Most of us who read education blogs are aware that Penelope Trunk has become a radical unschooler. (For those not familiar with her, she's a business writer who tends toward extreme positions.) What I found interesting about this, and thought might be worth discussing, is how she got there and how it relates to things we've been noticing like the dissatisfaction at the Celebration of Teaching and Learning.
Now, most of us at KTM are not likely unschoolers. We are interested in curriculum (Trunk argues curriculum is stupid) and typically want a rigorous education for our kids. Those of us who are homeschoolers tend toward the classical. So why do I care that a person who tends to extreme positions opted for an extreme educational position? Because she was sent there by the same folks who push Writer's Workshop and Everyday Mathematics -- educational experts!

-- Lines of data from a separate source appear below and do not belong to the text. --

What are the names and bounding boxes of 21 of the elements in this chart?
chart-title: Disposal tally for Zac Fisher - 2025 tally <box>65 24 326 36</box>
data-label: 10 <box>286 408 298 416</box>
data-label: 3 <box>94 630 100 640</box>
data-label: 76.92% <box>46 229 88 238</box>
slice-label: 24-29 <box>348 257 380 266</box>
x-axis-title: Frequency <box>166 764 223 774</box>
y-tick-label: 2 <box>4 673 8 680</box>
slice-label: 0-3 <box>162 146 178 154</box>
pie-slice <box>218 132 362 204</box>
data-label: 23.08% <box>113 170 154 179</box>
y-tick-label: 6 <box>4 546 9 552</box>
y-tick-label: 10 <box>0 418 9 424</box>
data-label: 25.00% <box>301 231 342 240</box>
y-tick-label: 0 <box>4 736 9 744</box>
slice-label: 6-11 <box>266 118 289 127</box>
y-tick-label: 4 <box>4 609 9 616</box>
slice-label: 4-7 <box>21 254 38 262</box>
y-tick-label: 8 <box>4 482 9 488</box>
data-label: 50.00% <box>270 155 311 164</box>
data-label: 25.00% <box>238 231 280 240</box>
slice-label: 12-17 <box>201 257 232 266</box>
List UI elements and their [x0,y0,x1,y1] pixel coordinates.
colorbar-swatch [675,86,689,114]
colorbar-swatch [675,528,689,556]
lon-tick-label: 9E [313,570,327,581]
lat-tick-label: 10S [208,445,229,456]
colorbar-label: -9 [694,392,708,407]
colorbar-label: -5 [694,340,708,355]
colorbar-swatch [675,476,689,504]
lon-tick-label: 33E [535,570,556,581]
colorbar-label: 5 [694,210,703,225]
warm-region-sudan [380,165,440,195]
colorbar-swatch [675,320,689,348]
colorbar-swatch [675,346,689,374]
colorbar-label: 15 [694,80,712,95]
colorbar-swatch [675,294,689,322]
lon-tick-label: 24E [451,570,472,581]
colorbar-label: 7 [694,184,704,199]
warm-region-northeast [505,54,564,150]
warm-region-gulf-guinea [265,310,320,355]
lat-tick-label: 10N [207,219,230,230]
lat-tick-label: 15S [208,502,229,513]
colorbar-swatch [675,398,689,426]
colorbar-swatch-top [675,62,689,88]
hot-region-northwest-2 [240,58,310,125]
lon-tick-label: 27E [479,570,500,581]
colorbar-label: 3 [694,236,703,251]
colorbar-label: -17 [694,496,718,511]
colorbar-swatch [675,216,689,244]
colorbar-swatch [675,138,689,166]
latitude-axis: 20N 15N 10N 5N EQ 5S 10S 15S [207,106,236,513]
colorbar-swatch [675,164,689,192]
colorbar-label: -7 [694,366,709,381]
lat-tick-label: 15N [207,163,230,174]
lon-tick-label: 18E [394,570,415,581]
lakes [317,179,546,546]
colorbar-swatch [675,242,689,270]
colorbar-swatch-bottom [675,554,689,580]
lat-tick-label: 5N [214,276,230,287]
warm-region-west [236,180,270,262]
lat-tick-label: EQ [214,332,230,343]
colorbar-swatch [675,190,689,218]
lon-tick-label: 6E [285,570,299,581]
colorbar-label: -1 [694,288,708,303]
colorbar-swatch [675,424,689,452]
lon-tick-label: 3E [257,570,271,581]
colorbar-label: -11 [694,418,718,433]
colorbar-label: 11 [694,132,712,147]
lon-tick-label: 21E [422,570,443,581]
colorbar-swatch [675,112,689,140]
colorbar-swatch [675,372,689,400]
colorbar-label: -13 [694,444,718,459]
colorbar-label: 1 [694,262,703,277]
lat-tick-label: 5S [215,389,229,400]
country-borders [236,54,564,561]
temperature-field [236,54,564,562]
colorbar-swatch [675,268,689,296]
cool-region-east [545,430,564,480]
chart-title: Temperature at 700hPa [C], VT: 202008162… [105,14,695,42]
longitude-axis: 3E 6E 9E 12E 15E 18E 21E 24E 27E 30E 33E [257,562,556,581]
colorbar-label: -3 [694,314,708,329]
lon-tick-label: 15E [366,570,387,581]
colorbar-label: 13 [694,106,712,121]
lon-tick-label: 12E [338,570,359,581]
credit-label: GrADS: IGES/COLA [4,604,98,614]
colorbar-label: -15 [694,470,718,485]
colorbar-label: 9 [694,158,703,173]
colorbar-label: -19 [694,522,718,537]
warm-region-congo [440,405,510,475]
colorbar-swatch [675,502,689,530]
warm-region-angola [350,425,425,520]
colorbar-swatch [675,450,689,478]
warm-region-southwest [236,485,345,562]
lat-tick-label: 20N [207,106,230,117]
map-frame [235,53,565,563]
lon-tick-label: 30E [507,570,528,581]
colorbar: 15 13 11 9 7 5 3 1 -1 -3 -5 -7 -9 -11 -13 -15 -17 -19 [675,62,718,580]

She starts with the position that the best thing for kids is project-based and individualized instruction, and that research has proven this without a doubt (where have we heard that one before?). One of the people encouraging her to unschool is head of technology and teacher training for New York City public schools, to customize education for her kids.
I think it was AmyP who said, in another thread, that if kids are supposed to be teaching themselves via projects, then why did they need teachers? And this is where unschoolers end up. I think it really is the end game of a lot of the beliefs that feed into constructivism. How big a step is it from "the guide on the side" to "no teacher required?" And if you believe (at some level) that teachers are really glorified babysitters, then how can you feel great about your job?
Lest someone misunderstand me, I am NOT saying teachers are just babysitting. But in a purely constructivist classroom, where everything is student led, how necessary is the teacher? How much students learn in that classroom is a question for another day!